Christopher is a Class of 2015 graduate of Maui High School and will be a junior at Yale University in the Fall of 2017. He is working towards B.S. degrees in computer science and economics and is particularly passionate about the potential of computer science in opening new frontiers. He hopes to utilize his higher education to pioneer advancements that will enrich the lives of others. At Yale, Chris is involved with Yale’s student-run hackathon, YHack, teaches computer science to New Haven middle school students, is a teaching assistant for Yale’s introductory computer science courses, and is an active member of an on-campus Christian fellowship.

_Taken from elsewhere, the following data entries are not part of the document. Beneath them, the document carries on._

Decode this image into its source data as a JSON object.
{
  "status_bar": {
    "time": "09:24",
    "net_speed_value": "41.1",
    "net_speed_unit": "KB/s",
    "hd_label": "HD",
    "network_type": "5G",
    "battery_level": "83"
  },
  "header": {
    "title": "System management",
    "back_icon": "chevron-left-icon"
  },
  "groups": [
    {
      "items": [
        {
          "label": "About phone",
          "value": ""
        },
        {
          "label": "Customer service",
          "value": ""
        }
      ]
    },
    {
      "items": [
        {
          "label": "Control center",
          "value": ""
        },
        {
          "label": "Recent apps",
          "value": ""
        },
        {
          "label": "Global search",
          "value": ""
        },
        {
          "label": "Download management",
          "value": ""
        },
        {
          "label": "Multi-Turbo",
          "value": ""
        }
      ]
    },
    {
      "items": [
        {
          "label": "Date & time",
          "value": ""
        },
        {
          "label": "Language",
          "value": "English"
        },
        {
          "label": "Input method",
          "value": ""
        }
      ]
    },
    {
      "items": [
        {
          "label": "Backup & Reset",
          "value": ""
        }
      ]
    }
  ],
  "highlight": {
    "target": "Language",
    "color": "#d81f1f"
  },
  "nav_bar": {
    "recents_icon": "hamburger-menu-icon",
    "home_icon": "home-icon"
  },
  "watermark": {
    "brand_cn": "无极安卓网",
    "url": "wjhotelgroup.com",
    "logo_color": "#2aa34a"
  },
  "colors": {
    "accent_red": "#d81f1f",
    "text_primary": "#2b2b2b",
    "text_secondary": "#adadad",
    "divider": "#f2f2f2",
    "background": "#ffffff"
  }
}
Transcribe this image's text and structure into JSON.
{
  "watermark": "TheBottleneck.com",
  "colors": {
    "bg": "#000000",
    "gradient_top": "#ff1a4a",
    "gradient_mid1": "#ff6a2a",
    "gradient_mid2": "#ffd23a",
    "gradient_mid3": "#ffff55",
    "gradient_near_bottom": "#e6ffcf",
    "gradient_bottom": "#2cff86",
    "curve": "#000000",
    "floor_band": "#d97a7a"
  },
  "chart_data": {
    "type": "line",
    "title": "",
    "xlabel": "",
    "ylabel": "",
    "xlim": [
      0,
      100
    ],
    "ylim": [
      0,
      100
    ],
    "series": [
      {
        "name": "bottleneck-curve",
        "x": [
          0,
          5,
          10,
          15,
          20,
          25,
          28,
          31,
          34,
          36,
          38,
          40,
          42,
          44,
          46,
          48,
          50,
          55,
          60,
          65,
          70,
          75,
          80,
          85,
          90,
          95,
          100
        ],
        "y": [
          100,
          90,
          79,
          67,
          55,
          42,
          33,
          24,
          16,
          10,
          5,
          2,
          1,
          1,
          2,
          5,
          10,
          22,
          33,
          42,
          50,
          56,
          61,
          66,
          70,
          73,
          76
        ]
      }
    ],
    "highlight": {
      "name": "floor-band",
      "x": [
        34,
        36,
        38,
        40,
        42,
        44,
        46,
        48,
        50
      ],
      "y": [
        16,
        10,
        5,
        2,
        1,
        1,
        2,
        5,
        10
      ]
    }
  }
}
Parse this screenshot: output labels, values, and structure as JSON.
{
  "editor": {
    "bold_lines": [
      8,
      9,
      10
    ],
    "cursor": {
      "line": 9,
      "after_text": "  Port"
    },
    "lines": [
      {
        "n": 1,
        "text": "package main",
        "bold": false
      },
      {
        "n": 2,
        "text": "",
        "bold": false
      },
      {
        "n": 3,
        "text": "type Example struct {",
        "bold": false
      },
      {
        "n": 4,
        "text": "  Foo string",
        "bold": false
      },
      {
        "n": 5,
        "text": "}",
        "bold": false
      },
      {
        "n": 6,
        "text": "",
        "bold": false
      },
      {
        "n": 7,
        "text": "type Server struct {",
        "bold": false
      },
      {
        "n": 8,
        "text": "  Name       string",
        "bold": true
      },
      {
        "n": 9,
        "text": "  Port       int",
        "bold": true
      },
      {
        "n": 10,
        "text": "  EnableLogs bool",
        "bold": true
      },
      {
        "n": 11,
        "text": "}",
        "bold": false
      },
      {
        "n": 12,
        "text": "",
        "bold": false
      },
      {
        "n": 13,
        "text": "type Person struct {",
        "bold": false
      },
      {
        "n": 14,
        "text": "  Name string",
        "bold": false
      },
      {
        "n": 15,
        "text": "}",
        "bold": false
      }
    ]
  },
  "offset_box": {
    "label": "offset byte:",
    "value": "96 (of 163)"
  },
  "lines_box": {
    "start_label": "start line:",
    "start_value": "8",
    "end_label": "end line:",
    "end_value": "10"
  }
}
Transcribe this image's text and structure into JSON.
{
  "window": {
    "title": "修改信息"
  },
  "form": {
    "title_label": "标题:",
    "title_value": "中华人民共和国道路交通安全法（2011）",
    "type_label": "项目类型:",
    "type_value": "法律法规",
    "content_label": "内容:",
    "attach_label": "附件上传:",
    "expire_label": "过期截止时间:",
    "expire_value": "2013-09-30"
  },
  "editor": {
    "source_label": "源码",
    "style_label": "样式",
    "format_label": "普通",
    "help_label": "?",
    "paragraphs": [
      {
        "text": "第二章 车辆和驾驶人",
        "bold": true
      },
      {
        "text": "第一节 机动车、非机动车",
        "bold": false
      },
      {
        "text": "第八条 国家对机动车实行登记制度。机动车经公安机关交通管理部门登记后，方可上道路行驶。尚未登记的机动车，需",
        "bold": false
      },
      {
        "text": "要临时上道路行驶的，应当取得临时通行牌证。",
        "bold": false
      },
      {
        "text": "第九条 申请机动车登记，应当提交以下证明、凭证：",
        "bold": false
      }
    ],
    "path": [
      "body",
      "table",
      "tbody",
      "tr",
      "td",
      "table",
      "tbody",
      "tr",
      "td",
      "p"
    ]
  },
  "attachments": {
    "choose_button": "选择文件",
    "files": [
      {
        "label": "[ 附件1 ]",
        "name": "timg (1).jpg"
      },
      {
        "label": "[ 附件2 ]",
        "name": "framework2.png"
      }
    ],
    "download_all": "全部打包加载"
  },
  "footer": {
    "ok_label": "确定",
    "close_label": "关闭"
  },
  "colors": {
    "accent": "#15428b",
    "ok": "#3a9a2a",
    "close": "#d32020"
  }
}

High School: Maui High School
Institute when accepted: Yale University
Localization of Closely-Spaced Deep Space Objects Using High Frame Rate Imagery via Deep Learning
Project Site: Air Force Maui Optical and Supercomputing Site
Mentors: Capt. Justin Fletcher, 1st Lt. Julian McCafferty
Space situational awareness is the discipline associated with understanding the state of the space environment and objects in that environment. Deep space closely-spaced object localization (C-SOL) is one problem within this domain. C-SOL is the problem of determining the relative locations of two resident space objects in geosynchronous orbit with dissimilar brightness in close proximity to one another. Previous investigations demonstrated that separation information may be extracted from a sequence of high frame rate images. These efforts did not yield software modules capable of localizing CSOs. High frame rate imagery captures the instantaneous state of atmospheric turbulence and contains information about the location of objects that would be lost due to the accumulation of turbulence-derived signal perturbations. In this work, we demonstrate the applicability of machine learning techniques to the C-SOL problem. As real data from this domain is fairly rare, simulation of the relevant phenomena is required. Thus, this work required the transliteration and modernization of legacy MATLAB code that performed physics-based simulations of high frame rate imagery into Python. The produced software generates and organizes high frame rate imagery data into datasets to be used for training and empirical validation of machine learning models. These datasets are used train a convolutional neural network to extract salient features and localized objects using those features. The findings of this work suggest that deep learning is a viable means of solving the C-SOL problem.